How can a trolliing motor be too much power?

$300 is a smoking deal, have you bought it yet?


----------



## sum-kina (Oct 1, 2010)

its deff not to much.....as everybody on here has told me theres no such as to much!
i planned on doin the same trollin motor all jokes aside.... on a 1436 :mrgreen: 
the 24V will allow you to be on the water twice as long to and not over load a 12V motor if it happens to be a lil windy!!


----------



## rmzachar (Oct 1, 2010)

Haven't bought it yet, probably going to pick it up tomorrow though...thinking about buying that brand new 15hp Merc electric start that's up there too for only $1,700, but we'll see lol


----------



## Captain Ahab (Oct 2, 2010)

Hanr3 said:


> How can a trolliing motor be too much power?
> 
> $300 is a smoking deal, have you bought it yet?





=D> =D> =D> =D> =D>


----------



## redbug (Oct 10, 2010)

you can always run the motor at a slower speed in the case of a trolling motor there is never overkill


----------



## rmzachar (Oct 10, 2010)

Yeah, that's what I figured.
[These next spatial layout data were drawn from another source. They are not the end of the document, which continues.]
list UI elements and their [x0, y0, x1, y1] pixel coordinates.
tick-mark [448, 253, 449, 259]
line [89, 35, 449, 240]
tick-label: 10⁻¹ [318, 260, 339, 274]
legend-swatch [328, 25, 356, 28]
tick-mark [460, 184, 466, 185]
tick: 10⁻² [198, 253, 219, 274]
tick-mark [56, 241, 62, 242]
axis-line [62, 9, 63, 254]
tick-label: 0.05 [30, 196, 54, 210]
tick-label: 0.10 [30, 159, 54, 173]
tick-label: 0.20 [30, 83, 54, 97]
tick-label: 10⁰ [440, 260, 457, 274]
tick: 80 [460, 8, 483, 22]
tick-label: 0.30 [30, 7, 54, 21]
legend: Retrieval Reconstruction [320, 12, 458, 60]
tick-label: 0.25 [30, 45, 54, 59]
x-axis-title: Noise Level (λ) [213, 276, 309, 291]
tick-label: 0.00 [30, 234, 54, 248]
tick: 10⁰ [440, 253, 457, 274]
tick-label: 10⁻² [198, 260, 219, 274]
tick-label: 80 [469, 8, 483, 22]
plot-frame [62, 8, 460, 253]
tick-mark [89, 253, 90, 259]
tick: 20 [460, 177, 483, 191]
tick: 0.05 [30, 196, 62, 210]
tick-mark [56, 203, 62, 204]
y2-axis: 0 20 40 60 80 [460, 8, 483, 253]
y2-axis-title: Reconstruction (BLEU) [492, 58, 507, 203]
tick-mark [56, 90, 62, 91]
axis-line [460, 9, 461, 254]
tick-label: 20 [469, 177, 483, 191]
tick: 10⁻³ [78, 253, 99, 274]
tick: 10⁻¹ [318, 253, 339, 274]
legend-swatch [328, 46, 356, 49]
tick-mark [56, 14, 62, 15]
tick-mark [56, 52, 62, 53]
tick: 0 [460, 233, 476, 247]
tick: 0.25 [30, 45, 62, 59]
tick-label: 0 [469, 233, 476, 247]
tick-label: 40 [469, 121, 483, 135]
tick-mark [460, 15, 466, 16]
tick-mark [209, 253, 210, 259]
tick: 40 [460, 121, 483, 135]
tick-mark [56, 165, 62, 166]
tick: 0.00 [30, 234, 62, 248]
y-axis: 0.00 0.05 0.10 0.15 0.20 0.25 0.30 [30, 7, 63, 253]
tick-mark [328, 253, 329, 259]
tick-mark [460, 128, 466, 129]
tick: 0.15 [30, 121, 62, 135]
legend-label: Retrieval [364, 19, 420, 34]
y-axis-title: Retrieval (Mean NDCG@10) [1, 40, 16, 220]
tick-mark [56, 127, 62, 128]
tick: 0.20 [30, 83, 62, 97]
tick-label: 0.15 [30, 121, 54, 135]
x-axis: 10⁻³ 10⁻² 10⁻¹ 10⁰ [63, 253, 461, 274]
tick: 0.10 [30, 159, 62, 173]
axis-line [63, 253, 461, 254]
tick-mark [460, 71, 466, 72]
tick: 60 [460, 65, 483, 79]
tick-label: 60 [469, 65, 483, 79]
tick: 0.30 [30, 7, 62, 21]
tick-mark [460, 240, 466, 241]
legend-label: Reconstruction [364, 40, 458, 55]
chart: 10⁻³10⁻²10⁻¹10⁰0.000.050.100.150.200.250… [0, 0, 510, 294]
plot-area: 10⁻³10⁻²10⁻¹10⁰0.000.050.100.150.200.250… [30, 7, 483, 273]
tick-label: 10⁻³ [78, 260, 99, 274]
I'm also looking into buying a bigger boat so I figured what the heck. Now to actually get some time to try it out before it gets too cold up here...


----------



## rmzachar (Oct 11, 2010)

Just bought an i-pilot for it now...that should be here soon. So in the end I got a 70lb bow mount trolling motor with i-pilot for just under $600. I think I did good on that... :LOL2:


----------



## robr3004 (Oct 11, 2010)

I'm running the 55 PowerDrive V2 on my 1436 and it zips me around the lake. Mines only 12 Volt, but I have 2 batteries and so far it's lasted me an entire weekend of fishing. The 70 will really move you.


----------



## Hanr3 (Oct 12, 2010)

Nice!


----------



## rmzachar (Oct 14, 2010)

Hooked up the i-pilot today...that thing is sweet!


----------



## Hanr3 (Oct 14, 2010)

ostpics: 

Just saying :mrgreen:


----------



## fender66 (Oct 29, 2010)

I want to find deals like that too. I'm jealous! :mrgreen: 

And happy for you too. =D> Nice find!....and it's NOT too much power.


----------